Seit über 120 Jahren engagiert sich obvita für die Gleichstellung von Menschen mit Beeinträchtigungen. Mit Beratungen, Wohnmöglichkeiten und Ausbildungsplätzen schafft das Unternehmen Perspektiven für junge Erwachsene wie William Tighe und Dielachshan Nesaratnam.
«Wie willst du leben?» – dies ist eine der ersten Fragen, welche Jugendlichen und jungen Erwachsenen gestellt wird, die eines der Wohnangebote von obvita im Rahmen von «Wohnen im Jugendalter» in Anspruch nehmen wollen. «Die Ziele sind sehr individuell», sagt Niklaus Keller, der als Koordinationsperson tätig ist. Auch die Gründe, weswegen jemand Unterstützung benötige, seien vielfältig, ebenso wie der jeweilige Betreuungsbedarf, der von Person zu Person stark variieren könne.

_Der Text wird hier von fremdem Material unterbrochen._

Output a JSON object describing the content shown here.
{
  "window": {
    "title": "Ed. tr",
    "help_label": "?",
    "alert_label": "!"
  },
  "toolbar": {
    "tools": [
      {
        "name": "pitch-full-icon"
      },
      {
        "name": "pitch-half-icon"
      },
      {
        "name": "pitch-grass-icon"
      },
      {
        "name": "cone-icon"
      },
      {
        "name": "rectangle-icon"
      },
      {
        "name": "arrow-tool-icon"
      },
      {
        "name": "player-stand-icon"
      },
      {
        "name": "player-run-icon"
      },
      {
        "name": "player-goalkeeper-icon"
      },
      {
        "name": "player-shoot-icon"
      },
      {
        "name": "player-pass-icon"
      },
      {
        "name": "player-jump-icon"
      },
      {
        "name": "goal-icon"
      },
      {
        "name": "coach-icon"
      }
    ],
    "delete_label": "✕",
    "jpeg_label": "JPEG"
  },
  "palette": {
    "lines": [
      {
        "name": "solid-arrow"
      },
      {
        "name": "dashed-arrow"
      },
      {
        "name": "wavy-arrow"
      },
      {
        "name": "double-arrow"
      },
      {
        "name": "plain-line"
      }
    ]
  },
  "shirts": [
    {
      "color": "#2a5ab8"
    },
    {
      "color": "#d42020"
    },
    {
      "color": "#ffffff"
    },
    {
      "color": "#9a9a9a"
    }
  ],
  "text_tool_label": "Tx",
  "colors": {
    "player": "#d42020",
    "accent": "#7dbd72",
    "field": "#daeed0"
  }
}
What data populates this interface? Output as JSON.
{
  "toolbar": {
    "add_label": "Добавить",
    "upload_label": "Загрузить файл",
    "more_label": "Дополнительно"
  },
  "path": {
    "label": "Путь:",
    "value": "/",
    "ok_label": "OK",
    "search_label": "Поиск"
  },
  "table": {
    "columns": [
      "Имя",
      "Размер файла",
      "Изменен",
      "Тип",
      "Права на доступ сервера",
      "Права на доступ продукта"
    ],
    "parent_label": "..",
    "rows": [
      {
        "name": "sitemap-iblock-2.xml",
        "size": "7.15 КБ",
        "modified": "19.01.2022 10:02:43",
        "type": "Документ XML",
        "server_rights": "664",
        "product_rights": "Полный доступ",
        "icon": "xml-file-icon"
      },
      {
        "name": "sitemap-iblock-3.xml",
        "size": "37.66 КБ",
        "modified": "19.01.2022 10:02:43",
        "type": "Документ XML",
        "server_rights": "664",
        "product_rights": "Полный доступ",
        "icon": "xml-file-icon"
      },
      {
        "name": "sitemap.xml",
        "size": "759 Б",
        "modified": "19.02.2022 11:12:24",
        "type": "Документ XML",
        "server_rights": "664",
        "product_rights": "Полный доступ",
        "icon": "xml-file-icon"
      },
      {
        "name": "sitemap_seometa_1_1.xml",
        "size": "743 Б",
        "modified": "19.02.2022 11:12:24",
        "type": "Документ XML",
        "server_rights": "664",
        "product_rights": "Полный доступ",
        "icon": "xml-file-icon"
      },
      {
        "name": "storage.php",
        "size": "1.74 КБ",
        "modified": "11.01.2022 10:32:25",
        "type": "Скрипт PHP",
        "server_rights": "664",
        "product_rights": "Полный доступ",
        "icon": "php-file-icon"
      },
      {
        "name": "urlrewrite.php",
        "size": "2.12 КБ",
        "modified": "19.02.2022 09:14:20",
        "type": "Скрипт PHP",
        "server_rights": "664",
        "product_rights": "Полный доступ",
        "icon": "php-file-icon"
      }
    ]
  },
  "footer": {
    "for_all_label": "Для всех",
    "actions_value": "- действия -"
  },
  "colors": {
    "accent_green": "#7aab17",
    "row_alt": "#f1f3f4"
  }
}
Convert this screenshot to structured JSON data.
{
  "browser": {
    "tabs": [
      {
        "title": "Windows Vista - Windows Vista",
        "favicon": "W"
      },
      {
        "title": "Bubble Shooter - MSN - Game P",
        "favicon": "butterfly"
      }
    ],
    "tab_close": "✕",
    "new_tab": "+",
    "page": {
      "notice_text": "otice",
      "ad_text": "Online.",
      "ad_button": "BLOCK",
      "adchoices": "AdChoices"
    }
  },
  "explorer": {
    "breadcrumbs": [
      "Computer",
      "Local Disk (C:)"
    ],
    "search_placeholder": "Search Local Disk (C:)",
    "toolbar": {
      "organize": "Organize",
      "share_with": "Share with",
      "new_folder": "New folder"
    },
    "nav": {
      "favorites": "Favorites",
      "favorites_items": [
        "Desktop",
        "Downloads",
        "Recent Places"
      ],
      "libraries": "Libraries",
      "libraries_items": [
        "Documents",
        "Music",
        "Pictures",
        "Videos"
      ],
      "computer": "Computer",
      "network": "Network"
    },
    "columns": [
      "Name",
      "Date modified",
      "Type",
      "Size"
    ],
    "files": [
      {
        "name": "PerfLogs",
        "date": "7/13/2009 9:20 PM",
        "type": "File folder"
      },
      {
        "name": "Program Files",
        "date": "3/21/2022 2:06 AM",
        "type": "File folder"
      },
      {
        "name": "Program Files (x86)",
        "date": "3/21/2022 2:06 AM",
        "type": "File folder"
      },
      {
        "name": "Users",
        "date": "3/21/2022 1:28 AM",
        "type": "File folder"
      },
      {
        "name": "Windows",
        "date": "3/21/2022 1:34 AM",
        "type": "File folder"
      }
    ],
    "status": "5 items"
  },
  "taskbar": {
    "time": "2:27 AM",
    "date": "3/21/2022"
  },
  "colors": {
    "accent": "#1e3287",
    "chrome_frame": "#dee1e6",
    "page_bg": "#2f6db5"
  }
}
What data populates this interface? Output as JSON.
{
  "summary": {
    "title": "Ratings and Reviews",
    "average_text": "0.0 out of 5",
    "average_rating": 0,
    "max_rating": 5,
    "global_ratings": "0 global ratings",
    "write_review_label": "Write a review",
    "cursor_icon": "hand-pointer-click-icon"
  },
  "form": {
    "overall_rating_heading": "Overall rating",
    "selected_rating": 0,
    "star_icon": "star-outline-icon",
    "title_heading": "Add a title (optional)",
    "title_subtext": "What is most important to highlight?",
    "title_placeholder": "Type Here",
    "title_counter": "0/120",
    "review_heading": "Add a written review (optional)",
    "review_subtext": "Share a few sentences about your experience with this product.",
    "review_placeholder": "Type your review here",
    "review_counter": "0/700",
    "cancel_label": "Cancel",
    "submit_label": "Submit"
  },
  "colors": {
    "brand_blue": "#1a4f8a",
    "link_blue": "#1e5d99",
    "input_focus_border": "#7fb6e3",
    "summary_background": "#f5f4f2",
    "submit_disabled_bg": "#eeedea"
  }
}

Schnuppern im Betreuten Wohnen
Um abzuklären, ob «Wohnen im Jugendalter» im Einzelfall die passende Lösung bieten kann, beginnen alle mit zwei Schnupperwochen. Diese absolvieren sie im sogenannten Haupthaus auf dem Gelände von obvita an der Bruggwaldstrasse, wo zehn Wohnplätze mit sozialpädagogischer Begleitung im betreuten Wohnen angeboten werden. Das Wochenprogramm bietet klare Strukturen und Raum für Selbstbestimmung. Begleitet von Mitarbeitenden von obvita gehen die Bewohner*innen beispielsweise jeweils am Montagabend zum Einkauf, danach folgt eine Gruppensitzung, in der aktuelle Themen besprochen werden. «Bei obvita achten wir stark darauf, die Menschen aktiv einzubeziehen und ihre Mitsprache zu fördern», so Niklaus Keller. Einen wichtigen Teil der sozialpädagogischen Begleitung stellen soziale Kontakte sowie Sport und Vereinsleben dar. So treffen sich die Jugendlichen und jungen Erwachsenen donnerstags oder dienstags in einer Turnhalle oder besuchen Vereine wie das Team FCSG Unified, das Torballtraining, das Blind Jogging oder den Petanque-Club
«Am liebsten mache ich Riz Casimir»
Einer der Bewohner*innen ist William Tighe. Er kam vor vier Jahren mit seiner Familie aus Deutschland in die Schweiz und suchte daraufhin einen Ausbildungsplatz – fündig wurde er bei obvita. Seit einem Jahr lässt er sich zum Industriepraktiker ausbilden, baut Komponenten von Kühlschränken zusammen, verpackt Medikamente und auch Schokolade, seine Lieblingstätigkeit. Gemeinsam mit drei weiteren jungen Erwachsenen lebt er aktuell im Haupthaus und erlernt dort die Fähigkeiten, die er für sein persönliches Ziel benötigt: Er möchte irgendwann alleine wohnen. Neben seiner Ausbildung und den damit verbundenen Aufgaben ist er viel im Haushalt tätig, erledigt die Wäsche, putzt und kocht. «Am liebsten mache ich Riz Casimir», sagt der 19-Jährige. Gerade das Einkaufen stellt ihn jedoch aufgrund einer Autismus-Spektrum-Störung teil-weise vor grosse Herausforderungen, wenn beispielsweise die Abteilung mit Frischwaren umgestellt wird. Obwohl er alleine wohnen möchte, gefällt ihm das Zusammenleben in der WG. So liebt er es, andere zum Spielen zu animieren, mit Begeisterung erzählt er von «Frantic», «Phase 10» und anderen Spielen. Dass zwei enge Freunde kürzlich wegen ihres Ausbildungsabschlusses ausgezogen sind, beschäftigt ihn sehr. Gleichzeitig freut er sich über Aktivitäten wie die regelmässigen WG-Weekends, welche die Jugendlichen und jungen Erwachsenen grösstenteils selbst planen. Mit Enthusiasmus erzählt William Tighe von einer Wanderung im Schnee und einem Zeltausflug an den Bodensee, bei dem das vorgesehene Velofahren wegen Starkregens buchstäblich ins Wasser fiel. «Solche Ausflüge sind sehr wichtig für die jungen Erwachsenen», erläutert Niklaus Keller, der jeweils ebenfalls daran teilnimmt. «Dabei lernen sie einerseits etwas über soziale Interaktionen, andererseits auch über den verantwortungsvollen Umgang mit einem begrenzten Budget.»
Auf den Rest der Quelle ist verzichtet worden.